In the years since, his mom said, "the heaviness comes and goes."

"But I can't do anything but smile now," she said, "because that's what he'd want me to do."

And she learned to accept his fate, she added, "because it's what he wanted to do."

At least now there's an end in sight for the troops who remain.

"Being a mom," she said, "I just want them home with us."

The homefront

For Baton Rouge native Mike McNaughton, the longest war was the one waged in service of other veterans when he came back.

An Army veteran, he left retirement after 9/11 to serve as a staff sergeant with the Louisiana National Guard's 927th Engineer Co., 769th Engineer Battalion. The company's mission: to find roadside bombs and safely detonate them with armored bulldozers.

McNaughton led mine-clearing ops in northern Afghanistan until Jan. 9, 2003, when he stepped on one. The blast took his lower right leg and two fingers from his right hand.

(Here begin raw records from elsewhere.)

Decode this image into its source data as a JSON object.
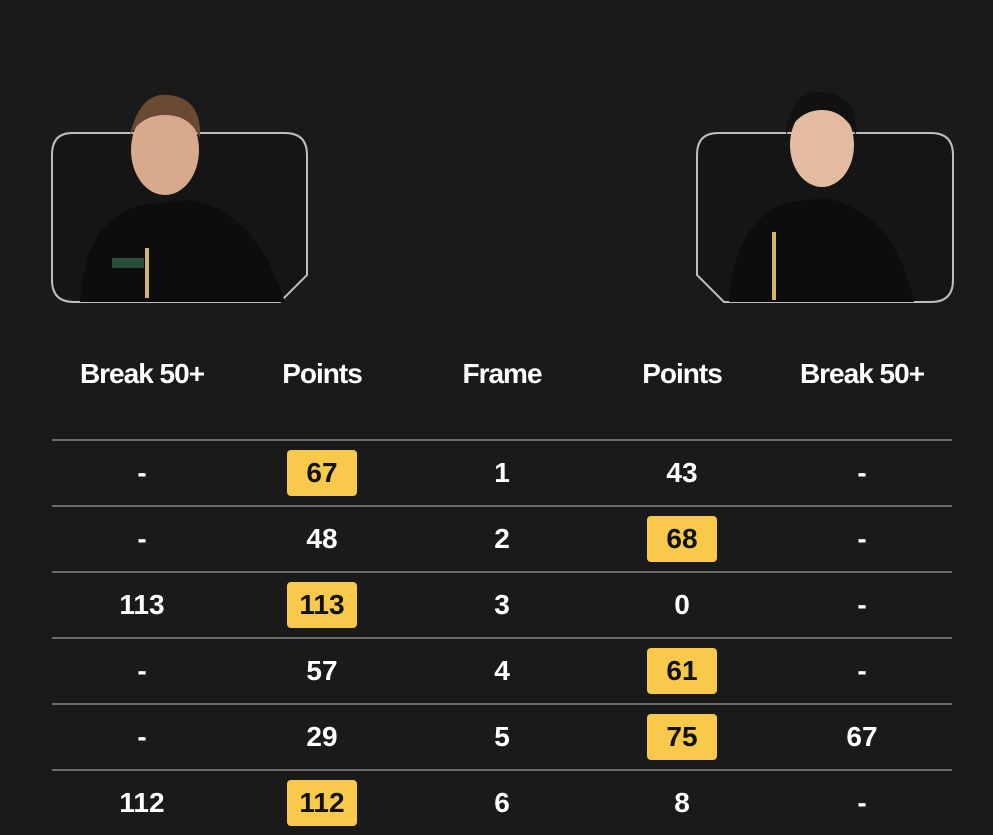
{
  "colors": {
    "background": "#1a1a1a",
    "winner_highlight": "#f8c94a"
  },
  "players": [
    {
      "side": "left",
      "photo": "player-photo"
    },
    {
      "side": "right",
      "photo": "player-photo"
    }
  ],
  "headers": [
    "Break 50+",
    "Points",
    "Frame",
    "Points",
    "Break 50+"
  ],
  "rows": [
    {
      "left_break": "-",
      "left_points": "67",
      "frame": "1",
      "right_points": "43",
      "right_break": "-",
      "winner": "left"
    },
    {
      "left_break": "-",
      "left_points": "48",
      "frame": "2",
      "right_points": "68",
      "right_break": "-",
      "winner": "right"
    },
    {
      "left_break": "113",
      "left_points": "113",
      "frame": "3",
      "right_points": "0",
      "right_break": "-",
      "winner": "left"
    },
    {
      "left_break": "-",
      "left_points": "57",
      "frame": "4",
      "right_points": "61",
      "right_break": "-",
      "winner": "right"
    },
    {
      "left_break": "-",
      "left_points": "29",
      "frame": "5",
      "right_points": "75",
      "right_break": "67",
      "winner": "right"
    },
    {
      "left_break": "112",
      "left_points": "112",
      "frame": "6",
      "right_points": "8",
      "right_break": "-",
      "winner": "left"
    }
  ]
}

In the 18 years since, he's walked, run and biked with a prosthetic limb. He said he harbors no regrets and feels honored to have met presidents and generals who thanked him for his sacrifice. 

"I just felt everything was meant to be," McNaughton, 49, said. "I wouldn't change anything for the world." 

But the war marked more than just his body. It left in him a deep-seated conviction to help soldiers transition back to civilian life.

When McNaughton returned, he found new battles to fight working with a growing population of homeless veterans through Volunteers of America Greater Baton Rouge.

As an outreach specialist for the nonprofit, he said, he's grateful to get to "help people with traumatic injuries."

Yet he's conflicted about the U.S. pullout from Afghanistan.

"I think we should always have someone there," he said, "because I believe it was the right thing to go there."

Then again, staying would mean more casualties, more trauma, more broken people to help here at home.

"As long as we're over there," he said, "we're going to be a target."